I was reading another post stating that her SD manipulates her DH whenever he visits her away from the house. I finally realized that SD is doing the same with DH.  She doesn't visit her at my house and I rarely see her.  She visits DH outside of the house.

 Whenever SD is with DH,  she keeps bringing up a past incident where social services was called and Dh and I were investigated.  She keeps telling her dad that it was my fault social services was called or that I called social services.   DH is not falling for it or so he says.  There are times he visits with her and he comes back moody.  I am almost certain that she is trying her best to break us up by manipulating him.  DH would never admit to that.  He keeps telling me that SD must be hearing the information from BM.  I can't imagine BM talking about this incident over and over again.  Social Services has been called on BM multiple times.  I can't believe that BM is really concerned that DH and I were investigated once.  

For a little over a year now, DH has been mentioning the same incident every time he visits her.  

Comments

advice.only2's picture

Toxic people often fixate on one incident and push that incident to fuel their agenda. It sounds like this is what SD is doing, should your DH bring it up yet again after visiting with her I would comment: "Oh she's still beating that dead horse, well I guess since she has nothing else to complain about me about, this is the only thing she can continue to re-use for her agenda." and leave it at that.

Daisymazy2's picture

I have mentioned why is she continuing to be a dead horse.  I am just need to add the additional.  

Simpleton21's picture

My DH always believes my SD's lies too.  Even though it has been proven time and time again that she lies.  He always thinks she is innocent and has no reason not to believe her.  Well, gee, I don't know maybe because she has a known pattern of lying about things and manipulating situations. 

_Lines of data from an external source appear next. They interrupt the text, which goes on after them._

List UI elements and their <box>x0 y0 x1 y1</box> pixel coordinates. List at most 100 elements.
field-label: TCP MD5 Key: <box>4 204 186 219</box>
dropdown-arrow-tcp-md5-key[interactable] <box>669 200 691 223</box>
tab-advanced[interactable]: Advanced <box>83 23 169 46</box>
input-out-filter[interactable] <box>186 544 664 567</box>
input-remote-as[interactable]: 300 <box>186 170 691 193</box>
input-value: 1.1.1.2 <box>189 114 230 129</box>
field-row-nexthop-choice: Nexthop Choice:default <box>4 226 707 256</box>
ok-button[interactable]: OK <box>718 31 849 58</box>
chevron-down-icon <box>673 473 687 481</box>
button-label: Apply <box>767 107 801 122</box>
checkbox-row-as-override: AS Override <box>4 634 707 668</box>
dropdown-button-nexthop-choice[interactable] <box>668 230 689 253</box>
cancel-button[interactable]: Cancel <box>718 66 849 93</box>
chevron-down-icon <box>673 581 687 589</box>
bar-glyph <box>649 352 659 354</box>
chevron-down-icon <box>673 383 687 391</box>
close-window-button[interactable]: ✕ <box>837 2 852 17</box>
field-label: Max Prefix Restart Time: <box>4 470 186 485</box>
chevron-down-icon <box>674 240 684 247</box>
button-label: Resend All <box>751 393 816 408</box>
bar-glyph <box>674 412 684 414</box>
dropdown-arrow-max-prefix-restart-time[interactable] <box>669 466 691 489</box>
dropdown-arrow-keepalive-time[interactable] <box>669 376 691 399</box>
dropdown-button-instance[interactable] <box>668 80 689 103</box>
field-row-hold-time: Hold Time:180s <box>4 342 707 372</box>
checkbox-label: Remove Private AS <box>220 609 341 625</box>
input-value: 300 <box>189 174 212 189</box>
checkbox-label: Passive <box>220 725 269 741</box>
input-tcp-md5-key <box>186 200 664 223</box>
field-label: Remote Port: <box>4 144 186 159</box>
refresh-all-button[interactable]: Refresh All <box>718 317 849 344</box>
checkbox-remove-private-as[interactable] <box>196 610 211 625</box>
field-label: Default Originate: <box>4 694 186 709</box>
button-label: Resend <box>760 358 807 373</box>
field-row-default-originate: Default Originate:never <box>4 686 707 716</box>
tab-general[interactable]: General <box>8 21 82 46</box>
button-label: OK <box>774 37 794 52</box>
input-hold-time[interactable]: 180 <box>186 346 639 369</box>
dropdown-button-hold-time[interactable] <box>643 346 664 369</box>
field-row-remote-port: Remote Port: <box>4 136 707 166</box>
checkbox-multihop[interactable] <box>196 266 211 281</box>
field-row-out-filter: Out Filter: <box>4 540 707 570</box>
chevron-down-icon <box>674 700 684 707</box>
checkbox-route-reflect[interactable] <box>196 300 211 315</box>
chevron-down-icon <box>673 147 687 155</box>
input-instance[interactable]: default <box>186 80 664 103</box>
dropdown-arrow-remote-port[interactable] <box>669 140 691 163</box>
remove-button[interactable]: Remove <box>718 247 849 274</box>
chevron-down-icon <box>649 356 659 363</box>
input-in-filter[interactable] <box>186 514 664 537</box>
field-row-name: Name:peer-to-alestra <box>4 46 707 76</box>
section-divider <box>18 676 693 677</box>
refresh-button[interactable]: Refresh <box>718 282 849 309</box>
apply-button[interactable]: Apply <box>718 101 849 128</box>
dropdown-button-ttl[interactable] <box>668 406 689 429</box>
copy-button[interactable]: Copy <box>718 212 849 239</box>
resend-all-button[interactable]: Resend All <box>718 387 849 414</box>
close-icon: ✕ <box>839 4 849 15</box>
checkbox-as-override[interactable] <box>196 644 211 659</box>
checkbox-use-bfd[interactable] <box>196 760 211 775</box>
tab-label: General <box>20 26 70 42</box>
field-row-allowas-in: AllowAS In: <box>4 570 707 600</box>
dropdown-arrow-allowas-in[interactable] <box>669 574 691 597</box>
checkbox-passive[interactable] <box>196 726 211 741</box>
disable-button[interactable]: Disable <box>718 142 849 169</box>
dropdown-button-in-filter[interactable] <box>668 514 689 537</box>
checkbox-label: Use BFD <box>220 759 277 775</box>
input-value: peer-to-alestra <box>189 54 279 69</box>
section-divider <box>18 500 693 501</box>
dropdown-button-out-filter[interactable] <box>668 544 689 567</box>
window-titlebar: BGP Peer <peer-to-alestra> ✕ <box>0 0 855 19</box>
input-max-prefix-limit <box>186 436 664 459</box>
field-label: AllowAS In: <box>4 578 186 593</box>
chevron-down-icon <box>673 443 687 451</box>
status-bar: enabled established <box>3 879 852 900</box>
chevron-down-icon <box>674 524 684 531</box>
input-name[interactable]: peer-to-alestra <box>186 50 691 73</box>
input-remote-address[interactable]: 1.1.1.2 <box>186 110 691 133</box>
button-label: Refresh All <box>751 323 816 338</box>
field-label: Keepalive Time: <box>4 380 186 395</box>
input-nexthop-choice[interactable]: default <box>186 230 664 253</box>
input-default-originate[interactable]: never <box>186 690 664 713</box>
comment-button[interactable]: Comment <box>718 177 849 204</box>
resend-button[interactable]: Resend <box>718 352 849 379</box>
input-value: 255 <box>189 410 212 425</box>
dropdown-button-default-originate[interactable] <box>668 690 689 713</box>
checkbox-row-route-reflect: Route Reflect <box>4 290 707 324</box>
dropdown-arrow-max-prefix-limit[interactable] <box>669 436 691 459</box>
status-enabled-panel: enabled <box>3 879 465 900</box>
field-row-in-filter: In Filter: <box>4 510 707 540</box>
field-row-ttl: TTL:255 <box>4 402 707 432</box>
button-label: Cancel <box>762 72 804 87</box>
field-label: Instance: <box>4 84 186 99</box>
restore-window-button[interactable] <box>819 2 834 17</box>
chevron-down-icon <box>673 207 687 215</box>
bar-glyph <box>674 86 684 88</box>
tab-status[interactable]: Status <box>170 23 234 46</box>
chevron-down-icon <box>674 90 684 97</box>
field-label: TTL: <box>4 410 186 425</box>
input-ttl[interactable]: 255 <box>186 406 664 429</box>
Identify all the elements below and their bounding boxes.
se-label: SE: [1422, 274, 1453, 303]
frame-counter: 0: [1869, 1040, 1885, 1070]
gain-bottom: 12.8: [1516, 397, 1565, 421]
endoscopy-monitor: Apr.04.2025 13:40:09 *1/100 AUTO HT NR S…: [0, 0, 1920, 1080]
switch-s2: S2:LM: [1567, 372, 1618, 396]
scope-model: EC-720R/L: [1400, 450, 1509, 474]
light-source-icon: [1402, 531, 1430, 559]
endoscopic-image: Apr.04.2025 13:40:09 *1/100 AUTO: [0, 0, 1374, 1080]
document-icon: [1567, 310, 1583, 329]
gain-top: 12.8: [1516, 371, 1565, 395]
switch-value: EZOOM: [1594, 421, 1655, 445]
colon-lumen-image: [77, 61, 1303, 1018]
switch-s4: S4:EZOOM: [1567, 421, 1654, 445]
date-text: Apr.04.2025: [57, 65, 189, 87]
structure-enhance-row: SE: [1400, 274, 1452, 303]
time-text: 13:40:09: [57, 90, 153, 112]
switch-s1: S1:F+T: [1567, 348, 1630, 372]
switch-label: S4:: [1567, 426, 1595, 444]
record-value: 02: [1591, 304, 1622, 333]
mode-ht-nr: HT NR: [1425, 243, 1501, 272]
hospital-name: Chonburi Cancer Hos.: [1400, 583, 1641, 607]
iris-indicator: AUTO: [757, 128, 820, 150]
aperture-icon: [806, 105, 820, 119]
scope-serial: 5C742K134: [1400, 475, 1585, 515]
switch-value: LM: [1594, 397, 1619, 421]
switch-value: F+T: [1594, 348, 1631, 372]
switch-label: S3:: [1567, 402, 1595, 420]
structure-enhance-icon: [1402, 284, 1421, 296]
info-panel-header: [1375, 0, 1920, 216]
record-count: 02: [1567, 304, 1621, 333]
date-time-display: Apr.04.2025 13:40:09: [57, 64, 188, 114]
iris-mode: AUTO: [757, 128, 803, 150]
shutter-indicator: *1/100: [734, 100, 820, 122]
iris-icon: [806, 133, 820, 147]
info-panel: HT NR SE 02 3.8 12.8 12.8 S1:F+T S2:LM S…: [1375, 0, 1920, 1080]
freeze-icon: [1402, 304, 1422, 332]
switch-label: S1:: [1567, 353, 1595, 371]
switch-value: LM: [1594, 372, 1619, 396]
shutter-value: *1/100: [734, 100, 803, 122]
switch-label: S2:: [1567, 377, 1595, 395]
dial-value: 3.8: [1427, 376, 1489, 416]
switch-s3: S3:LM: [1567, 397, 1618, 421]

Of course he wants to blame BM for the fact that SD keeps bringing up stuff he couldn't possibly admit that his precious is the problem.  In my case BM does feed a lot of BS into SD but SD has also learned how to manipulate the homes because of it and knows what she is doing at her age.  At 17 your SD also knows what she is doing. 

This won't stop until your DH stops feeding into it or listening to it.  I mean isn't he over hearing the same crap??!  I like the suggestions above.  Let the dead horse lie.  I would probably cut him off when he started talking about it and say something like, "let me guess SD brought up CPS again, still not over...I am though so you don't need to relay it anymore!".